Isola San Giulio

Ich weiß jetzt, an wen mich Etta Scollo mit ihrer schwarzen Baskenmütze auf dem Kopf so sehr erinnert hat: an Mario, unseren „Fährmann“ auf dem Ortasee. Er trug die Mütze wie sie.

Die Isola San Giulio im Ortasee war ein immer wieder aufgesuchter „Familienort“ der Herkunftsfamilie samt Großeltern, Tanten, Onkels, Cousins und Cousinen. Mein Vater war schon als junger Mann per Fahrrad aus dem Saarland dorthin gefahren als Leiter des Jugendkreises einer Methodistengemeinde, deren Pastor später mein Großvater wurde. Von Kindheit an und bis in mein Teenageralter gab es Aufenthalte auf der Insel und Mario war der Fährmann, der uns übersetzte. Ich habe die Insel geliebt und etliche Erinnerungen daran sind recht lebendig geblieben, an die Bootshäuser zum Beispiel, an das Kopfsteinpflaster der einzigen Gasse, die rund um die kleine Insel führte, an den großen Gebäudekomplex des Priesterseminars in ihrer Mitte, an das Dunkel einer Krypta, an das „Giro giro tondo, casca il mondo“, das wir Kinder mit italienischen Kindern beim Ringelreihen sangen.

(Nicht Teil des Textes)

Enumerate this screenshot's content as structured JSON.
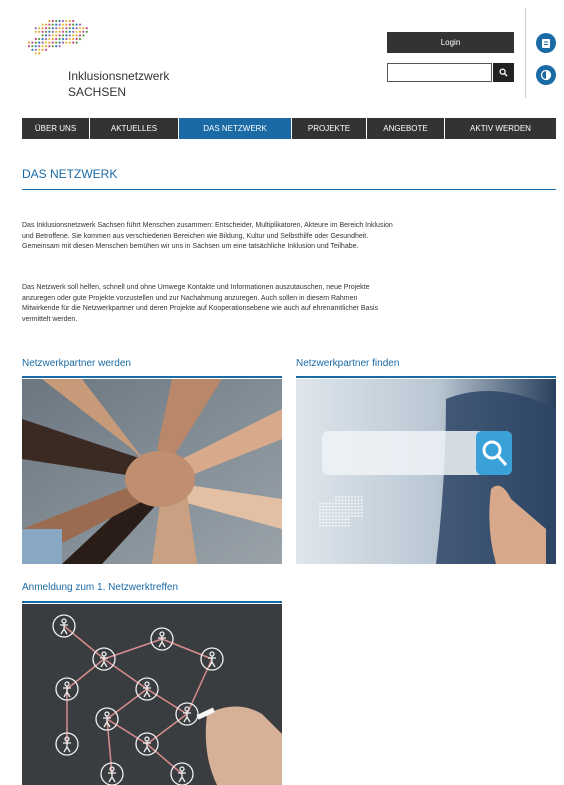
{
  "header": {
    "logo_line1": "Inklusionsnetzwerk",
    "logo_line2": "SACHSEN",
    "login_label": "Login",
    "search_placeholder": "",
    "icons": [
      "search-icon",
      "accessibility-easy-language-icon",
      "accessibility-contrast-icon"
    ]
  },
  "nav": {
    "items": [
      {
        "label": "ÜBER UNS",
        "active": false
      },
      {
        "label": "AKTUELLES",
        "active": false
      },
      {
        "label": "DAS NETZWERK",
        "active": true
      },
      {
        "label": "PROJEKTE",
        "active": false
      },
      {
        "label": "ANGEBOTE",
        "active": false
      },
      {
        "label": "AKTIV WERDEN",
        "active": false
      }
    ]
  },
  "main": {
    "title": "DAS NETZWERK",
    "paragraphs": [
      "Das Inklusionsnetzwerk Sachsen führt Menschen zusammen: Entscheider, Multiplikatoren, Akteure im Bereich Inklusion und Betroffene. Sie kommen aus verschiedenen Bereichen wie Bildung, Kultur und Selbsthilfe oder Gesundheit. Gemeinsam mit diesen Menschen bemühen wir uns in Sachsen um eine tatsächliche Inklusion und Teilhabe.",
      "Das Netzwerk soll helfen, schnell und ohne Umwege Kontakte und Informationen auszutauschen, neue Projekte anzuregen oder gute Projekte vorzustellen und zur Nachahmung anzuregen. Auch sollen in diesem Rahmen Mitwirkende für die Netzwerkpartner und deren Projekte auf Kooperationsebene wie auch auf ehrenamtlicher Basis vermittelt werden."
    ],
    "sections": [
      {
        "title": "Netzwerkpartner werden"
      },
      {
        "title": "Netzwerkpartner finden"
      },
      {
        "title": "Anmeldung zum 1. Netzwerktreffen"
      }
    ]
  },
  "colors": {
    "accent": "#1a6aa6",
    "nav_bg": "#333333"
  }
}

Und jetzt zitiere ich mich einmal selbst, wie ich es am 6.Februar 1974 in mein Tagebuch schrieb im für die damals 15-Jährige noch recht kindlichen Sprachduktus:

„Ich habe so viele Gedanken und ich glaube, wenn man dann wenigstens ein paar dieser Gedanken niederschreibt, wiederholt man sie sich nicht immer. Es ist so viel geschehen, so viel! Ich habe ja beinahe ein Jahr nicht mehr ins Tagebuch geschrieben, und dieses Jahr beinhaltet so viele Sachen, obwohl es doch auch wieder sehr schnell herumgegangen ist. Am Besten ist, ich fange da an, wo ich aufgehört habe. Es kam der Frühling und es kamen die Osterferien, da fuhren wir nach – S.Giulio! Es war so wunder-wunderschön. Es ist, als ob es gar nicht lange her wäre, denn ich denke immer noch an S.Giulio. Irgendwie kommt es mir vor, als wenn es nur ein Traum wäre. S.Giulio unterscheidet sich so grenzenlos von der Welt, in der wir leben. Ich sehe die kleine Trauminsel immer umgeben von goldenem, schon abendrotem Sonnenlicht, obwohl ich sie doch so oft im Nebel gesehen habe. Aber die Insel hat eine innere Wärme und Geborgenheit, die sie jedem mitgibt, der dazu bereit ist und dessen Herz sich diesem inneren Sonnenschein öffnet. Wir vier und J. (er tauchte nämlich plötzlich mit I. auf) waren bereit, die Wärme und den Zauber der Insel in uns aufzunehmen. Was machten da schon kalte Berger-Wohnungen aus! Jetzt scheint es mir, als trennten uns Welten von diesem kleinen, heiligen Ort; aber in uns bleibt das, was die Insel uns mitgegeben hat und verbindet uns in Dankbarkeit mit ihr. Aber wer sein Herz den inneren Reichtümern der Insel verschließt, der wird nie erfahren, welchen Zauber die kleine Insel auf uns Menschen einer anderen Welt ausübt. Was sehr schön ist: ich werde dieses Jahr meine geliebte Insel wiedersehen!“

Soweit das Zitat. Ein Schwarzweiß-Foto der Isola hing bis zuletzt in meinem Elternhaus über der Telefonablage. Ich habe es noch.